Verschiedene Strategien führen zu unterschiedlichen Investments
Zweitens konkurrieren in Theorie und Investmentpraxis unterschiedliche Anlagestrategien der Nachhaltigkeit miteinander, von Ausschlusskonzepten (Ausschluss bestimmter Sektoren, Branchen und Geschäftspraktiken) über Best-in-class- und Best-of-class-Ansätzen bis zum Impact Investing (Investitionen in gesellschaftliche Wirkungen wie zum Beispiel Mikrofinanzfonds). Das Problem: Die Ansätze können sich durchaus ins Gehege kommen; was nach den Kriterien der einen Strategie „nachhaltig“ ist, kann nach denen der anderen Strategie „Teufelszeug“ sein. Dies ist der Komplexität des Themas geschuldet und lässt sich nicht beliebig vereinfachen. Umso mehr muss es den Anlegern und der Öffentlichkeit erklärt werden.
„Greenwashing“ macht skeptisch
Drittens wird immer wieder die Sorge des „Greenwashing“ geäußert, also der Bewerbung von Finanzprodukten als nachhaltig, ohne dafür eine hinreichende Grundlage zu bieten. Neben der ausgeführten begrifflichen Unschärfe trägt hier auch eine unzureichende Transparenz bei. Die Finanzbranche sollte selbst Vorkehrungen treffen, damit nicht wenige schwarze Schafe die Glaubwürdigkeit nachhaltiger Geldanlagen ramponieren.
Nachhaltigkeit und „harte“ ökonomische Faktoren passen zusammen
Trotz dieser Unzulänglichkeiten und wenn auch noch nicht in einer dominierenden Rolle, sind nachhaltige Geldanlagen ein Megatrend der Finanzbranche.

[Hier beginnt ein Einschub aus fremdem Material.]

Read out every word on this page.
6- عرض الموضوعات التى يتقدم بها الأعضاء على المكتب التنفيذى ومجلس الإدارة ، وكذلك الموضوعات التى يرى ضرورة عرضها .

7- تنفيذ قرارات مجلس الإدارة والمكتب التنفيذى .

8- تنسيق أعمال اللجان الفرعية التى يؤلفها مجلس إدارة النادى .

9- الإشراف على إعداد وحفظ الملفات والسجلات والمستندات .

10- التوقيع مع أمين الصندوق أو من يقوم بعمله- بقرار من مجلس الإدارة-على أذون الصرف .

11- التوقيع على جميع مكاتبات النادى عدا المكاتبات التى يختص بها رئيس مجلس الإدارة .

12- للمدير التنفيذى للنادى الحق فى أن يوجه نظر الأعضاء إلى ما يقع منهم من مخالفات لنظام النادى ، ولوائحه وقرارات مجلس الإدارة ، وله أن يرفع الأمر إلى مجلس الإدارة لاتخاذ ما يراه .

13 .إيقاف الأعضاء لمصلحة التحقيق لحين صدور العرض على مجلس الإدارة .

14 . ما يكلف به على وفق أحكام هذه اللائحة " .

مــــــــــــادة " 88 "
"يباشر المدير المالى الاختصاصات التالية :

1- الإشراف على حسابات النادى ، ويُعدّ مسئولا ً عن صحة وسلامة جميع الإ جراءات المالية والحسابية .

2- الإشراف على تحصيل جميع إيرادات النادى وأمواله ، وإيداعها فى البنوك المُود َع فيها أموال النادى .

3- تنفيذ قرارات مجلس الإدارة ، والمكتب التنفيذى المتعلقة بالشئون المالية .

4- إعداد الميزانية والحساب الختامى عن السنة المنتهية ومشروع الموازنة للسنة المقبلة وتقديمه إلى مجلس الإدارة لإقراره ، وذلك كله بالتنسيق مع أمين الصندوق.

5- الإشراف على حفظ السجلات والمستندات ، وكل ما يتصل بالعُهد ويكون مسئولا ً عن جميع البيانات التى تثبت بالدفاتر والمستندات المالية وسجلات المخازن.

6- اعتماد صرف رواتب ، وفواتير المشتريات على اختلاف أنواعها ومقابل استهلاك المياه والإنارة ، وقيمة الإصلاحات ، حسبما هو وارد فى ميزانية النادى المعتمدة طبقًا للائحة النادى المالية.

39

Er wird von Anlegern getrieben, die auch in Geldentscheidungen eine gesellschaftliche Verantwortung sehen. Viele sehen keinen Widerspruch zwischen Nachhaltigkeit und den weiteren Anlagekriterien. Im Gegenteil meint jeweils mehr als ein Drittel der Befragten, nachhaltige Geldanlagen bergen langfristig ein geringeres Risiko und erwirtschaften eine höhere Rendite. Diese Sicht belegen auch wissenschaftliche Untersuchungen, und ich kann dem nur beipflichten: Nachhaltigkeit und „harte“ ökonomische Motive passen recht gut zusammen.
Die Anleger wollen mit ihren Entscheidungen eigene
Schwerpunkte gemäß ihren Wertvorstellungen setzen und damit Einfluss auf Werte
und Verhalten in der Volkswirtschaft nehmen. Die Branche reagiert darauf mit
einem wachsenden, sich differenzierenden Angebot an Nachhaltigkeitsfonds und
ESG-Anlagekonzepten für größere Investoren. Nachfrage und Angebot treiben den
Megatrend nachhaltiger Geldanlagen. Und sie tragen so dazu bei, dass die
Wirtschaft sauberer, fairer und anständiger wird.